Find me, Elara. When madness finally takes me and it will, for no man can live forever as a blade find me. But I will not stop. Cannot stop. I've made myself into the instrument that carves order from chaos, and instruments have no right to rest. When they plant me in the earth and they will, eventually, for even architects of empire are temporary I hope they bury me in Garama. In our garden. Where the lilies once grew wild and a young prefect believed the world could be reasoned with.
Find me there, when your shade is finally free to wander. Find me and tell me if it was worth it. Tell me if the empire I built on our ashes was payment enough for the life we lost.

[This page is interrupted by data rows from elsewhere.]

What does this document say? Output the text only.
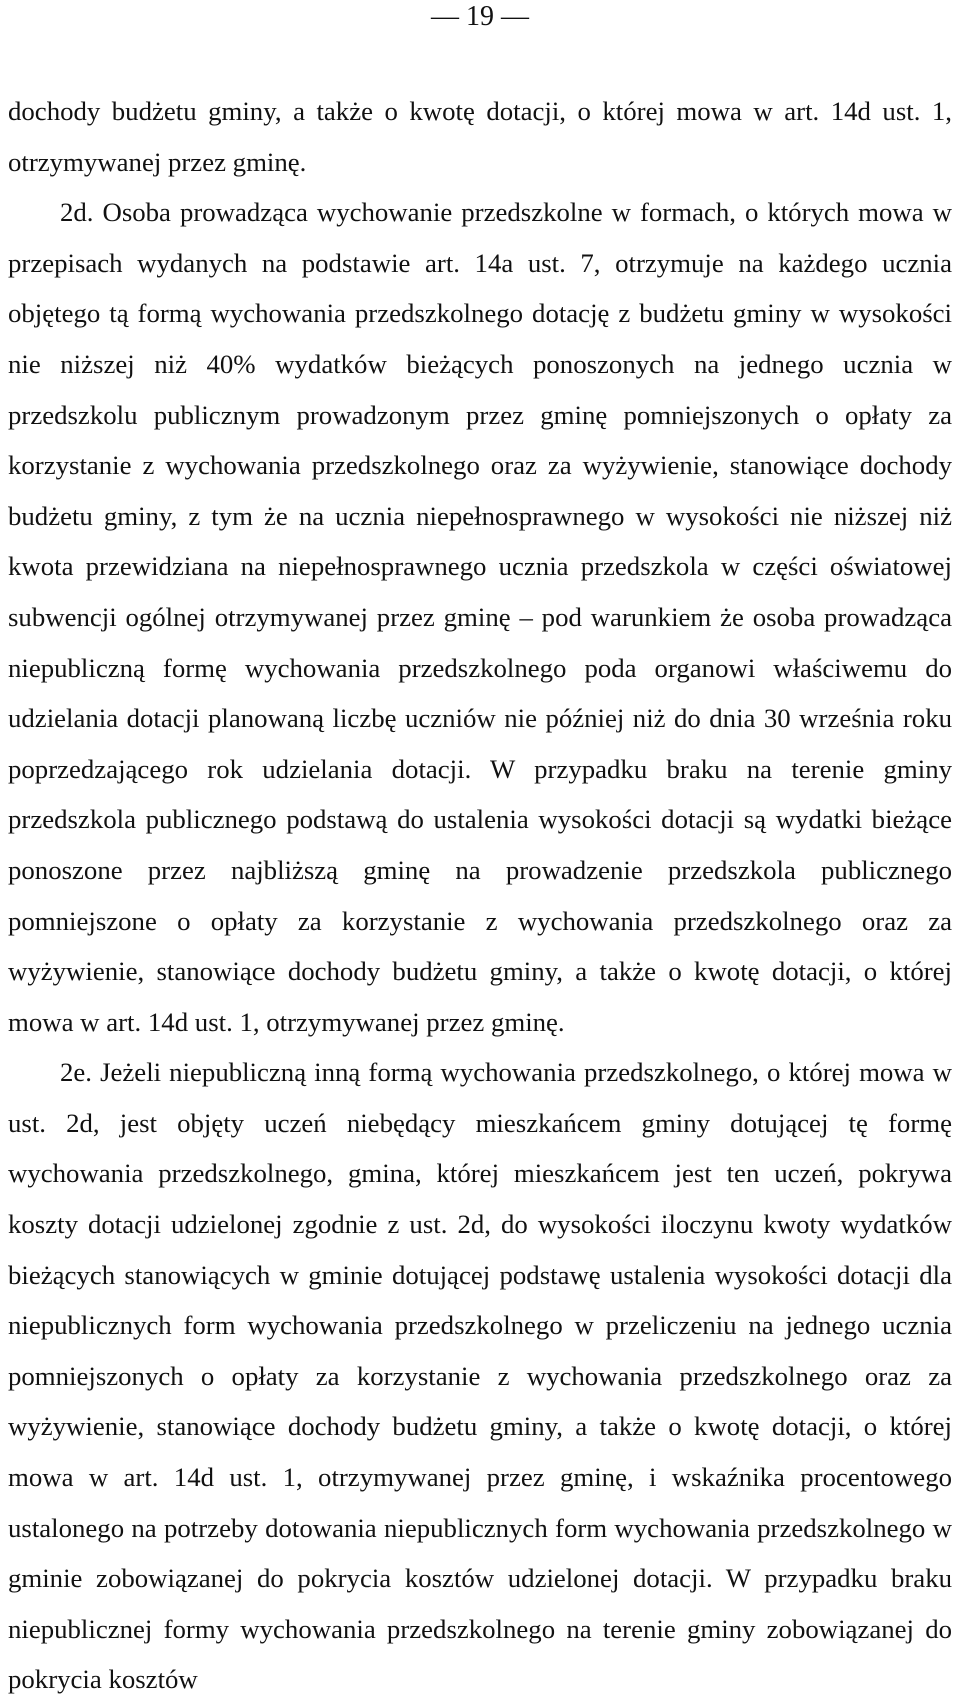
— 19 —

dochody budżetu gminy, a także o kwotę dotacji, o której mowa w art. 14d ust. 1, otrzymywanej przez gminę.

2d. Osoba prowadząca wychowanie przedszkolne w formach, o których mowa w przepisach wydanych na podstawie art. 14a ust. 7, otrzymuje na każdego ucznia objętego tą formą wychowania przedszkolnego dotację z budżetu gminy w wysokości nie niższej niż 40% wydatków bieżących ponoszonych na jednego ucznia w przedszkolu publicznym prowadzonym przez gminę pomniejszonych o opłaty za korzystanie z wychowania przedszkolnego oraz za wyżywienie, stanowiące dochody budżetu gminy, z tym że na ucznia niepełnosprawnego w wysokości nie niższej niż kwota przewidziana na niepełnosprawnego ucznia przedszkola w części oświatowej subwencji ogólnej otrzymywanej przez gminę – pod warunkiem że osoba prowadząca niepubliczną formę wychowania przedszkolnego poda organowi właściwemu do udzielania dotacji planowaną liczbę uczniów nie później niż do dnia 30 września roku poprzedzającego rok udzielania dotacji. W przypadku braku na terenie gminy przedszkola publicznego podstawą do ustalenia wysokości dotacji są wydatki bieżące ponoszone przez najbliższą gminę na prowadzenie przedszkola publicznego pomniejszone o opłaty za korzystanie z wychowania przedszkolnego oraz za wyżywienie, stanowiące dochody budżetu gminy, a także o kwotę dotacji, o której mowa w art. 14d ust. 1, otrzymywanej przez gminę.

2e. Jeżeli niepubliczną inną formą wychowania przedszkolnego, o której mowa w ust. 2d, jest objęty uczeń niebędący mieszkańcem gminy dotującej tę formę wychowania przedszkolnego, gmina, której mieszkańcem jest ten uczeń, pokrywa koszty dotacji udzielonej zgodnie z ust. 2d, do wysokości iloczynu kwoty wydatków bieżących stanowiących w gminie dotującej podstawę ustalenia wysokości dotacji dla niepublicznych form wychowania przedszkolnego w przeliczeniu na jednego ucznia pomniejszonych o opłaty za korzystanie z wychowania przedszkolnego oraz za wyżywienie, stanowiące dochody budżetu gminy, a także o kwotę dotacji, o której mowa w art. 14d ust. 1, otrzymywanej przez gminę, i wskaźnika procentowego ustalonego na potrzeby dotowania niepublicznych form wychowania przedszkolnego w gminie zobowiązanej do pokrycia kosztów udzielonej dotacji. W przypadku braku niepublicznej formy wychowania przedszkolnego na terenie gminy zobowiązanej do pokrycia kosztów
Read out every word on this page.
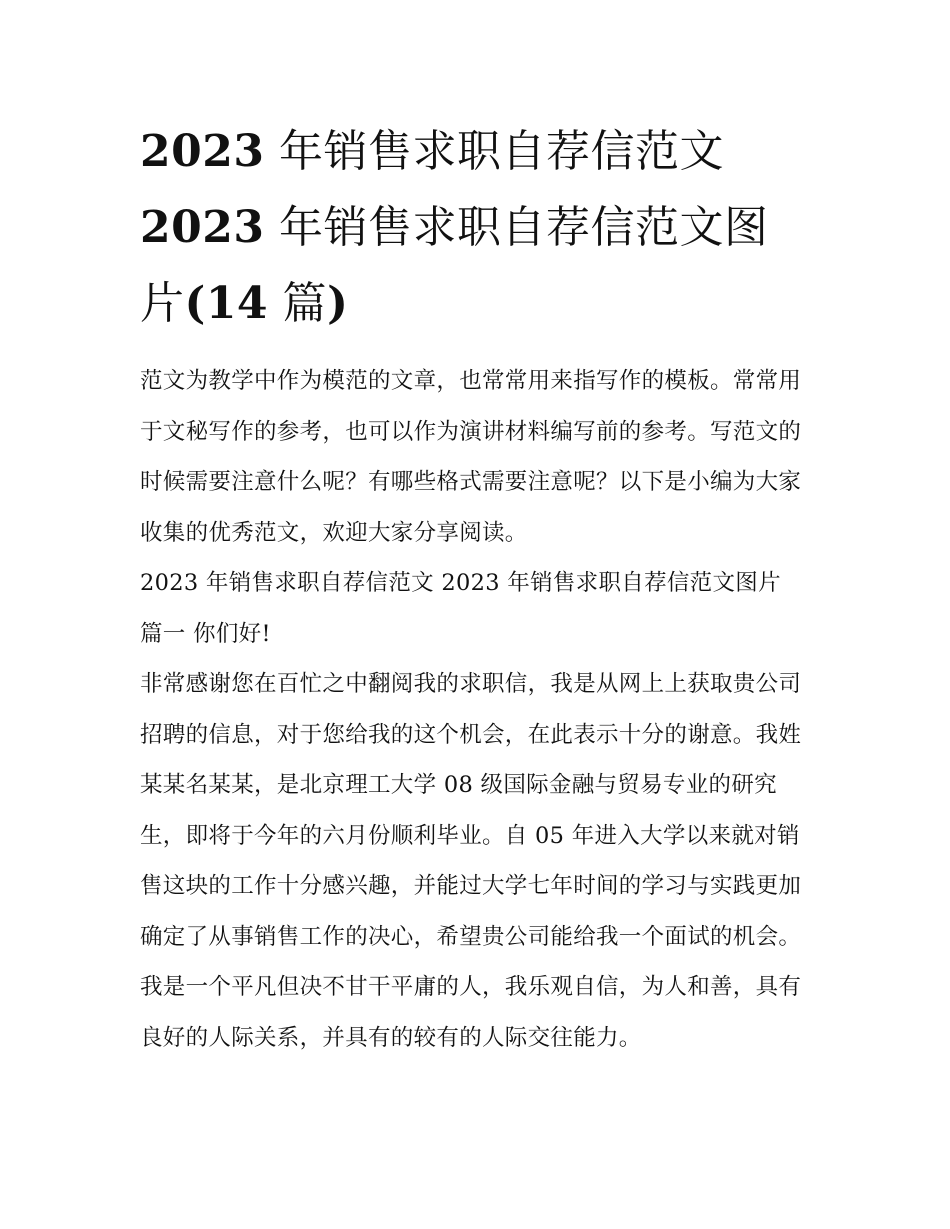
2023 年销售求职自荐信范文
2023 年销售求职自荐信范文图
片(14 篇)

范文为教学中作为模范的文章，也常常用来指写作的模板。常常用于文秘写作的参考，也可以作为演讲材料编写前的参考。写范文的时候需要注意什么呢？有哪些格式需要注意呢？以下是小编为大家收集的优秀范文，欢迎大家分享阅读。

2023 年销售求职自荐信范文 2023 年销售求职自荐信范文图片

篇一 你们好!

非常感谢您在百忙之中翻阅我的求职信，我是从网上上获取贵公司招聘的信息，对于您给我的这个机会，在此表示十分的谢意。我姓某某名某某，是北京理工大学 08 级国际金融与贸易专业的研究生，即将于今年的六月份顺利毕业。自 05 年进入大学以来就对销售这块的工作十分感兴趣，并能过大学七年时间的学习与实践更加确定了从事销售工作的决心，希望贵公司能给我一个面试的机会。我是一个平凡但决不甘干平庸的人，我乐观自信，为人和善，具有良好的人际关系，并具有的较有的人际交往能力。
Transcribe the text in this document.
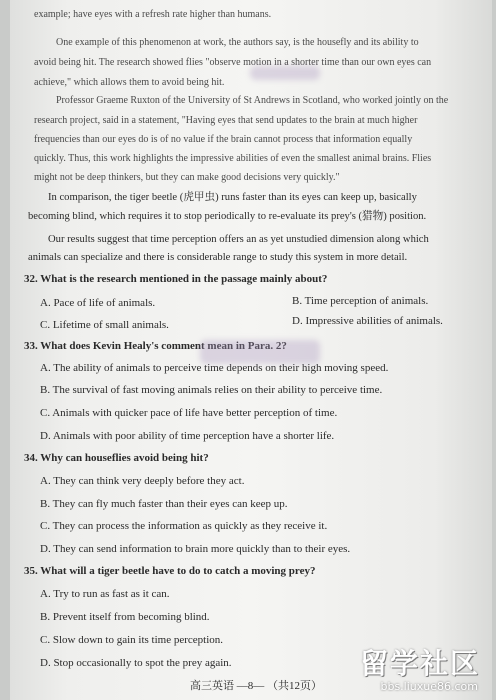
example; have eyes with a refresh rate higher than humans.
One example of this phenomenon at work, the authors say, is the housefly and its ability to
avoid being hit. The research showed flies "observe motion in a shorter time than our own eyes can
achieve," which allows them to avoid being hit.
Professor Graeme Ruxton of the University of St Andrews in Scotland, who worked jointly on the
research project, said in a statement, "Having eyes that send updates to the brain at much higher
frequencies than our eyes do is of no value if the brain cannot process that information equally
quickly. Thus, this work highlights the impressive abilities of even the smallest animal brains. Flies
might not be deep thinkers, but they can make good decisions very quickly."
In comparison, the tiger beetle (虎甲虫) runs faster than its eyes can keep up, basically
becoming blind, which requires it to stop periodically to re-evaluate its prey's (猎物) position.
Our results suggest that time perception offers an as yet unstudied dimension along which
animals can specialize and there is considerable range to study this system in more detail.
32. What is the research mentioned in the passage mainly about?
A. Pace of life of animals.	B. Time perception of animals.
C. Lifetime of small animals.	D. Impressive abilities of animals.
33. What does Kevin Healy's comment mean in Para. 2?
A. The ability of animals to perceive time depends on their high moving speed.
B. The survival of fast moving animals relies on their ability to perceive time.
C. Animals with quicker pace of life have better perception of time.
D. Animals with poor ability of time perception have a shorter life.
34. Why can houseflies avoid being hit?
A. They can think very deeply before they act.
B. They can fly much faster than their eyes can keep up.
C. They can process the information as quickly as they receive it.
D. They can send information to brain more quickly than to their eyes.
35. What will a tiger beetle have to do to catch a moving prey?
A. Try to run as fast as it can.
B. Prevent itself from becoming blind.
C. Slow down to gain its time perception.
D. Stop occasionally to spot the prey again.
高三英语 —8— （共12页）
留学社区
bbs.liuxue86.com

Tell me if our son, in whatever realm unbaptized souls wander, can forgive his father for becoming what he became.
I know you can't answer. Know these words dissolve into nothing the moment the ink dries. But I write them anyway, the way I pass laws and judge cases and pretend the emptiness doesn't echo with your absence.
Four years, they tell me.
It feels like yesterday.
It feels like never.
It feels like forever.
Ya habibti, ya ruhi, ya noor el-aini.
My beloved. My soul. Light of my eyes.
I am what remains when love is burned away purpose without joy, power without peace, tomorrow without you.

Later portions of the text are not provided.